I have experienced a number of traumas at different ages and each time been left with PTSD. The symptoms of PTSD are often similar but they vary in severity with each trauma. There are definite recurring themes – there is always embarrassment, shame, loneliness, flashbacks, survivor's guilt, depression, anxiety, fear, and a huge lack of confidence in myself and my life. I have often felt worthless, making survivor's guilt even harder to overcome - why did I survive when I’m so worthless? Asking myself these daily questions causes me more fatigue than my epilepsy medication. I usually feel isolated and detached when experiencing PTSD, despite much love and support from family and friends. Each time, it has affected the people around me and impacted my family relationships. I began having non-epileptic seizures (functional neurological disorder) in 2019, which my neurologist confirmed was linked to the PTSD.

I would describe the depression I feel as part of my PTSD as feeling constantly unhappy with no hope in life. After all my traumas, I went through a very quiet time, because I couldn’t find any happiness and purpose in doing the things I normally enjoy. Even stroking a dog in the park couldn’t stop me feeling shame from the memories. I’ve taken anti-depressants on occasions. But it was really patience that helped me overcome my symptoms; I knew it would calm down in the end, so I just had to wait.

Although I still get episodes of PTSD, the symptoms do not stop me enjoying the things I do. I find happiness in nature, music, swimming and exercising, spending time with animals, volunteering, seeing friends, and of course, travel and exploring.

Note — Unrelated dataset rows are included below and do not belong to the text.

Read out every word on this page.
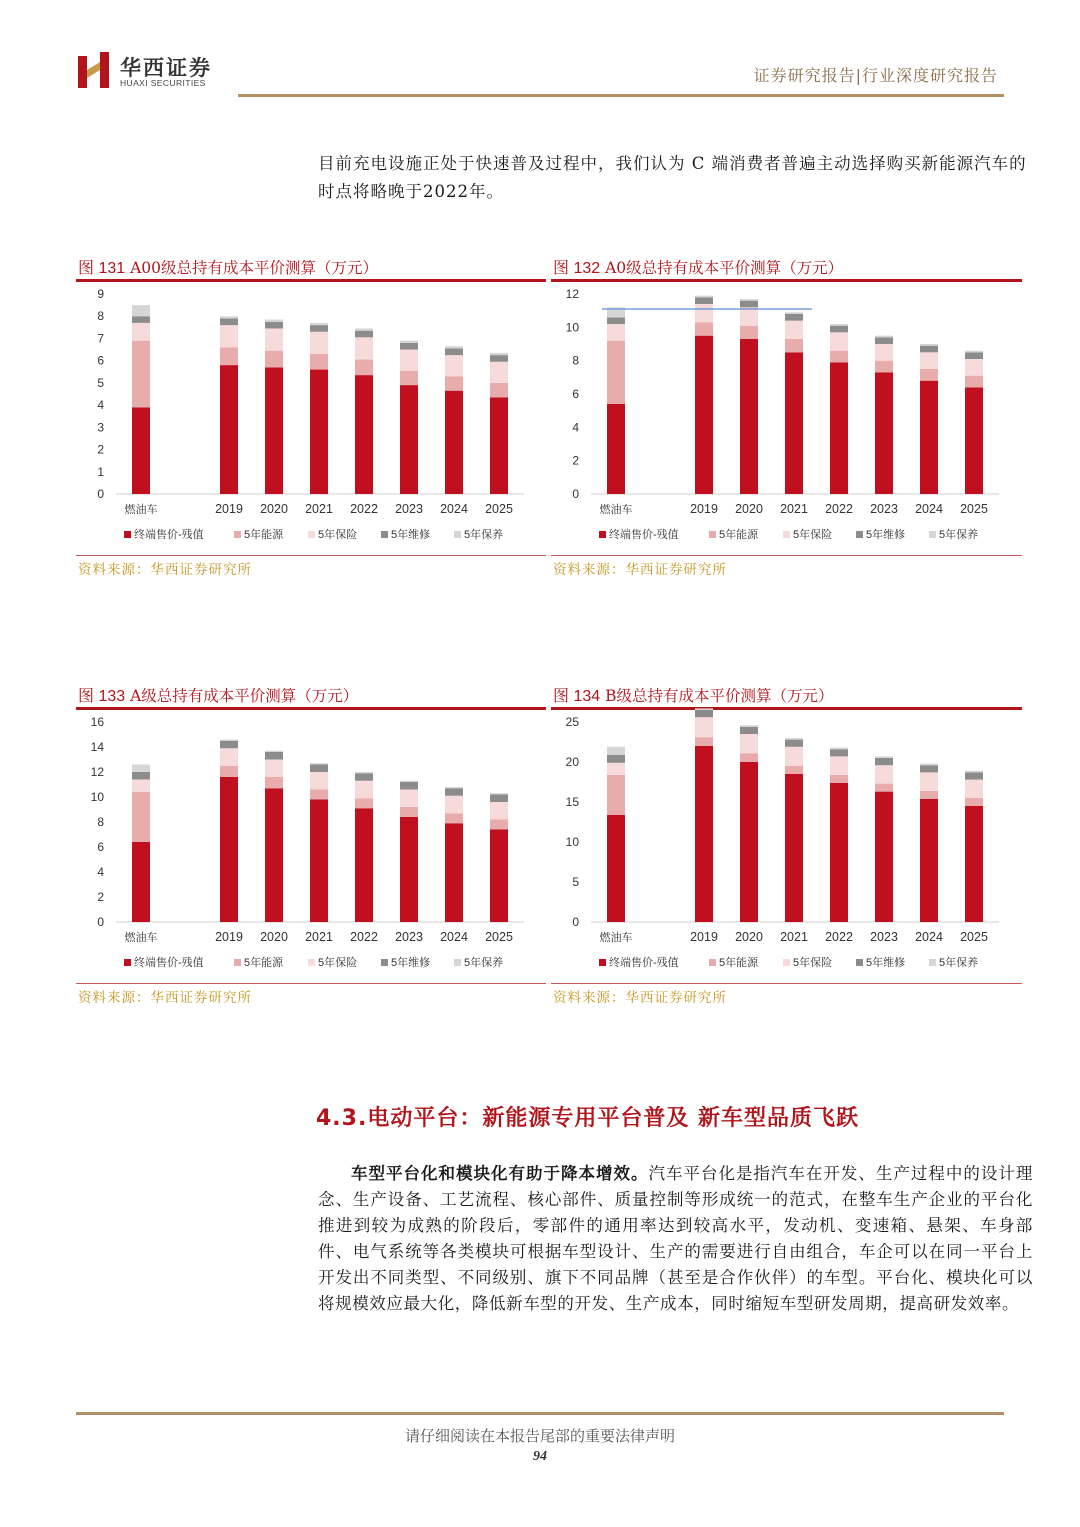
华西证券
HUAXI SECURITIES	证券研究报告|行业深度研究报告
目前充电设施正处于快速普及过程中，我们认为 C 端消费者普遍主动选择购买新能源汽车的时点将略晚于2022年。
图 131 A00级总持有成本平价测算（万元）
0
1
2
3
4
5
6
7
8
9
燃油车	2019 2020 2021 2022 2023 2024 2025
终端售价-残值	5年能源	5年保险	5年维修	5年保养
资料来源：华西证券研究所
图 132 A0级总持有成本平价测算（万元）
0
2
4
6
8
10
12
燃油车	2019 2020 2021 2022 2023 2024 2025
终端售价-残值	5年能源	5年保险	5年维修	5年保养
资料来源：华西证券研究所
图 133 A级总持有成本平价测算（万元）
0
2
4
6
8
10
12
14
16
燃油车	2019 2020 2021 2022 2023 2024 2025
终端售价-残值	5年能源	5年保险	5年维修	5年保养
资料来源：华西证券研究所
图 134 B级总持有成本平价测算（万元）
0
5
10
15
20
25
燃油车	2019 2020 2021 2022 2023 2024 2025
终端售价-残值	5年能源	5年保险	5年维修	5年保养
资料来源：华西证券研究所
4.3.电动平台：新能源专用平台普及 新车型品质飞跃
车型平台化和模块化有助于降本增效。汽车平台化是指汽车在开发、生产过程中的设计理念、生产设备、工艺流程、核心部件、质量控制等形成统一的范式，在整车生产企业的平台化推进到较为成熟的阶段后，零部件的通用率达到较高水平，发动机、变速箱、悬架、车身部件、电气系统等各类模块可根据车型设计、生产的需要进行自由组合，车企可以在同一平台上开发出不同类型、不同级别、旗下不同品牌（甚至是合作伙伴）的车型。平台化、模块化可以将规模效应最大化，降低新车型的开发、生产成本，同时缩短车型研发周期，提高研发效率。
请仔细阅读在本报告尾部的重要法律声明
94
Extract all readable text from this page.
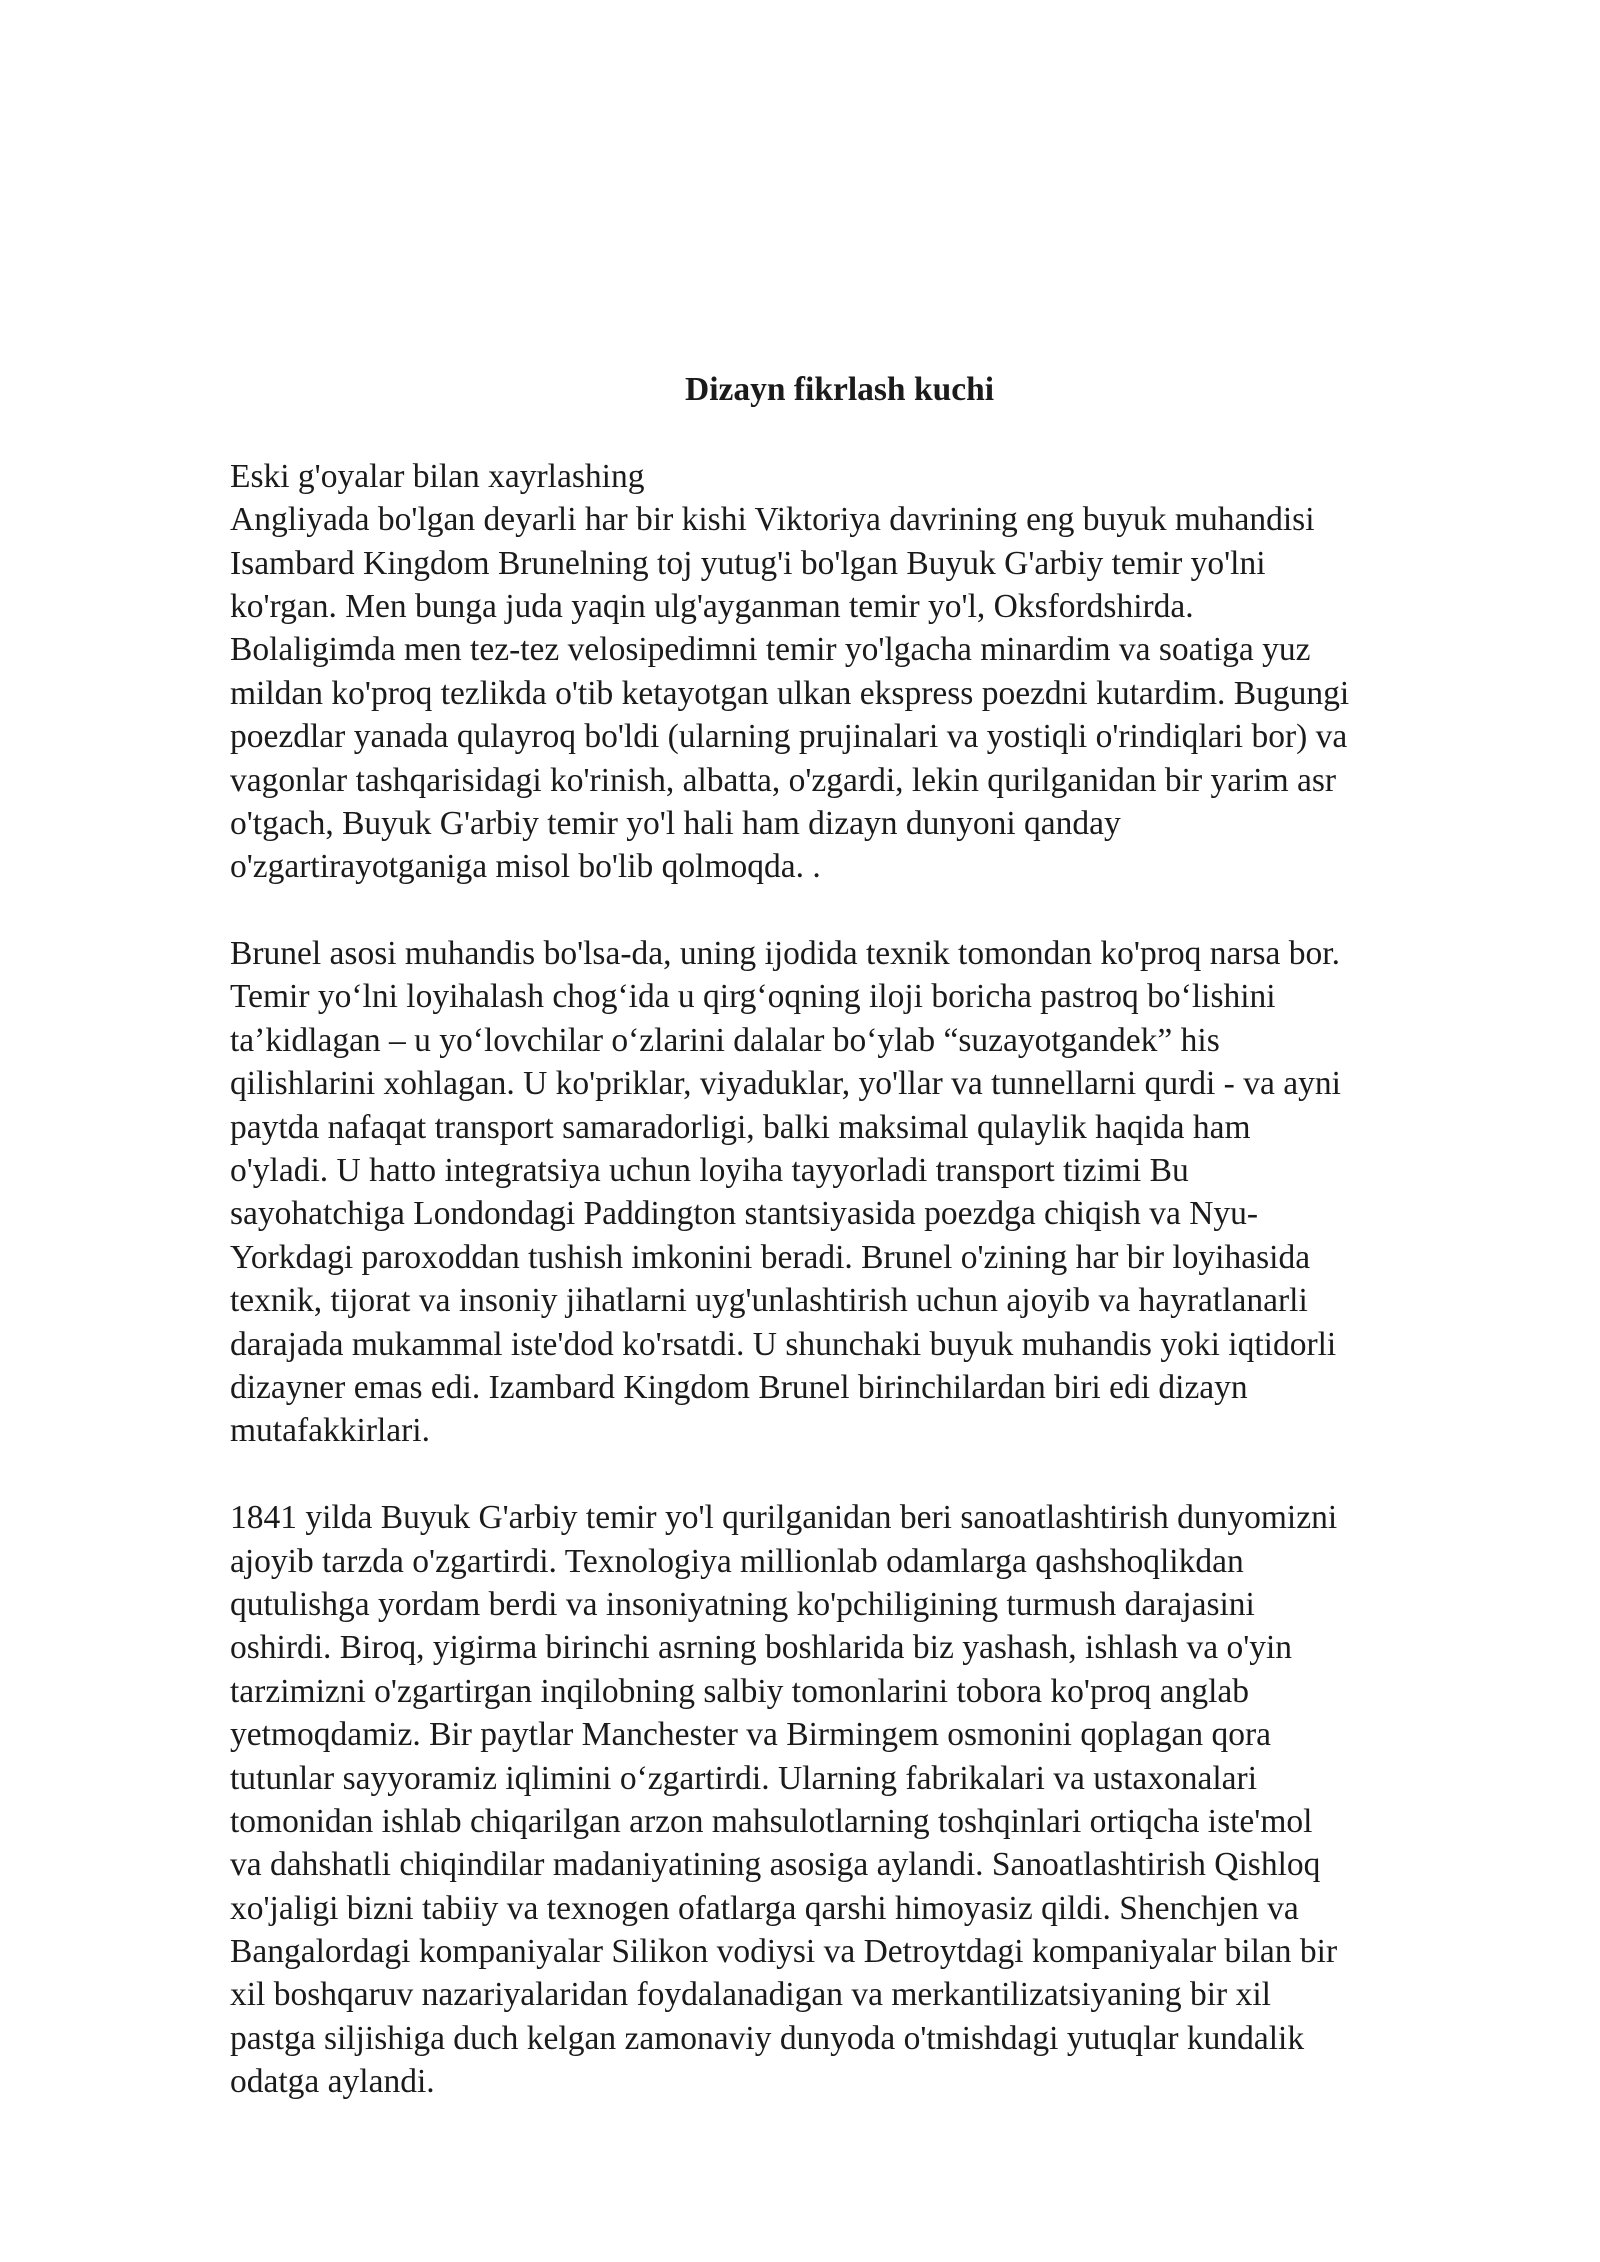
Dizayn fikrlash kuchi
Eski g'oyalar bilan xayrlashing
Angliyada bo'lgan deyarli har bir kishi Viktoriya davrining eng buyuk muhandisi
Isambard Kingdom Brunelning toj yutug'i bo'lgan Buyuk G'arbiy temir yo'lni
ko'rgan. Men bunga juda yaqin ulg'ayganman temir yo'l, Oksfordshirda.
Bolaligimda men tez-tez velosipedimni temir yo'lgacha minardim va soatiga yuz
mildan ko'proq tezlikda o'tib ketayotgan ulkan ekspress poezdni kutardim. Bugungi
poezdlar yanada qulayroq bo'ldi (ularning prujinalari va yostiqli o'rindiqlari bor) va
vagonlar tashqarisidagi ko'rinish, albatta, o'zgardi, lekin qurilganidan bir yarim asr
o'tgach, Buyuk G'arbiy temir yo'l hali ham dizayn dunyoni qanday
o'zgartirayotganiga misol bo'lib qolmoqda. .
Brunel asosi muhandis bo'lsa-da, uning ijodida texnik tomondan ko'proq narsa bor.
Temir yoʻlni loyihalash chogʻida u qirgʻoqning iloji boricha pastroq boʻlishini
taʼkidlagan – u yoʻlovchilar oʻzlarini dalalar boʻylab “suzayotgandek” his
qilishlarini xohlagan. U ko'priklar, viyaduklar, yo'llar va tunnellarni qurdi - va ayni
paytda nafaqat transport samaradorligi, balki maksimal qulaylik haqida ham
o'yladi. U hatto integratsiya uchun loyiha tayyorladi transport tizimi Bu
sayohatchiga Londondagi Paddington stantsiyasida poezdga chiqish va Nyu-
Yorkdagi paroxoddan tushish imkonini beradi. Brunel o'zining har bir loyihasida
texnik, tijorat va insoniy jihatlarni uyg'unlashtirish uchun ajoyib va hayratlanarli
darajada mukammal iste'dod ko'rsatdi. U shunchaki buyuk muhandis yoki iqtidorli
dizayner emas edi. Izambard Kingdom Brunel birinchilardan biri edi dizayn
mutafakkirlari.
1841 yilda Buyuk G'arbiy temir yo'l qurilganidan beri sanoatlashtirish dunyomizni
ajoyib tarzda o'zgartirdi. Texnologiya millionlab odamlarga qashshoqlikdan
qutulishga yordam berdi va insoniyatning ko'pchiligining turmush darajasini
oshirdi. Biroq, yigirma birinchi asrning boshlarida biz yashash, ishlash va o'yin
tarzimizni o'zgartirgan inqilobning salbiy tomonlarini tobora ko'proq anglab
yetmoqdamiz. Bir paytlar Manchester va Birmingem osmonini qoplagan qora
tutunlar sayyoramiz iqlimini oʻzgartirdi. Ularning fabrikalari va ustaxonalari
tomonidan ishlab chiqarilgan arzon mahsulotlarning toshqinlari ortiqcha iste'mol
va dahshatli chiqindilar madaniyatining asosiga aylandi. Sanoatlashtirish Qishloq
xo'jaligi bizni tabiiy va texnogen ofatlarga qarshi himoyasiz qildi. Shenchjen va
Bangalordagi kompaniyalar Silikon vodiysi va Detroytdagi kompaniyalar bilan bir
xil boshqaruv nazariyalaridan foydalanadigan va merkantilizatsiyaning bir xil
pastga siljishiga duch kelgan zamonaviy dunyoda o'tmishdagi yutuqlar kundalik
odatga aylandi.
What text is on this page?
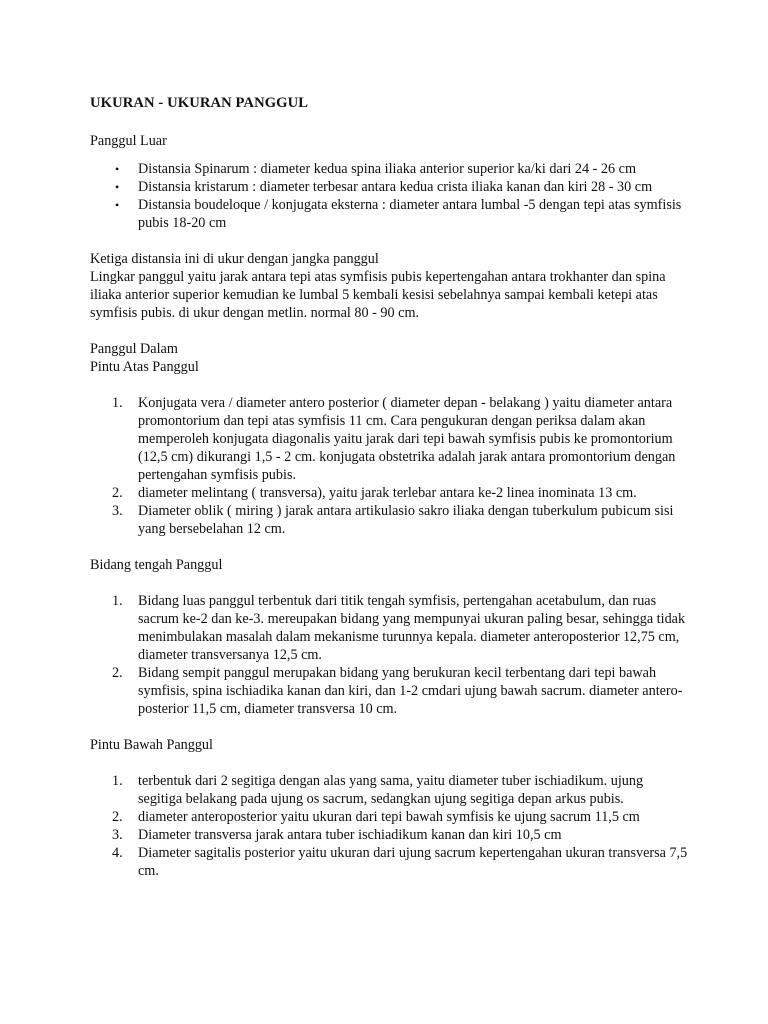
UKURAN - UKURAN PANGGUL

Panggul Luar

• Distansia Spinarum : diameter kedua spina iliaka anterior superior ka/ki dari 24 - 26 cm
• Distansia kristarum : diameter terbesar antara kedua crista iliaka kanan dan kiri 28 - 30 cm
• Distansia boudeloque / konjugata eksterna : diameter antara lumbal -5 dengan tepi atas symfisis pubis 18-20 cm

Ketiga distansia ini di ukur dengan jangka panggul

Lingkar panggul yaitu jarak antara tepi atas symfisis pubis kepertengahan antara trokhanter dan spina iliaka anterior superior kemudian ke lumbal 5 kembali kesisi sebelahnya sampai kembali ketepi atas symfisis pubis. di ukur dengan metlin. normal 80 - 90 cm.

Panggul Dalam

Pintu Atas Panggul

1. Konjugata vera / diameter antero posterior ( diameter depan - belakang ) yaitu diameter antara promontorium dan tepi atas symfisis 11 cm. Cara pengukuran dengan periksa dalam akan memperoleh konjugata diagonalis yaitu jarak dari tepi bawah symfisis pubis ke promontorium (12,5 cm) dikurangi 1,5 - 2 cm. konjugata obstetrika adalah jarak antara promontorium dengan pertengahan symfisis pubis.
2. diameter melintang ( transversa), yaitu jarak terlebar antara ke-2 linea inominata 13 cm.
3. Diameter oblik ( miring ) jarak antara artikulasio sakro iliaka dengan tuberkulum pubicum sisi yang bersebelahan 12 cm.

Bidang tengah Panggul

1. Bidang luas panggul terbentuk dari titik tengah symfisis, pertengahan acetabulum, dan ruas sacrum ke-2 dan ke-3. mereupakan bidang yang mempunyai ukuran paling besar, sehingga tidak menimbulakan masalah dalam mekanisme turunnya kepala. diameter anteroposterior 12,75 cm, diameter transversanya 12,5 cm.
2. Bidang sempit panggul merupakan bidang yang berukuran kecil terbentang dari tepi bawah symfisis, spina ischiadika kanan dan kiri, dan 1-2 cmdari ujung bawah sacrum. diameter antero-posterior 11,5 cm, diameter transversa 10 cm.

Pintu Bawah Panggul

1. terbentuk dari 2 segitiga dengan alas yang sama, yaitu diameter tuber ischiadikum. ujung segitiga belakang pada ujung os sacrum, sedangkan ujung segitiga depan arkus pubis.
2. diameter anteroposterior yaitu ukuran dari tepi bawah symfisis ke ujung sacrum 11,5 cm
3. Diameter transversa jarak antara tuber ischiadikum kanan dan kiri 10,5 cm
4. Diameter sagitalis posterior yaitu ukuran dari ujung sacrum kepertengahan ukuran transversa 7,5 cm.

PTSD is certainly treatable. The healing process is ongoing and memories will not go away completely. However, I’ve found that by taking it step-by-step, the symptoms gradually become less frequent and less life-interrupting. Time really is a healer; how long ago and how fresh the memory is makes a difference. For example, I still have travel anxiety and fear of airports after my trauma in Finland which was less than a year ago, but I no longer have a fear of tents, as the rape was 15 years ago and I have had more time to process the trauma. Recovery takes time, but be patient with yourself.

I have never felt ashamed of feeling the emotions associated with PTSD – the feelings are valid and only those without empathy would believe you had no right to feel them. Overcoming PTSD is a huge mountain to climb, and I hope that by sharing my experiences I can help others know they are not alone.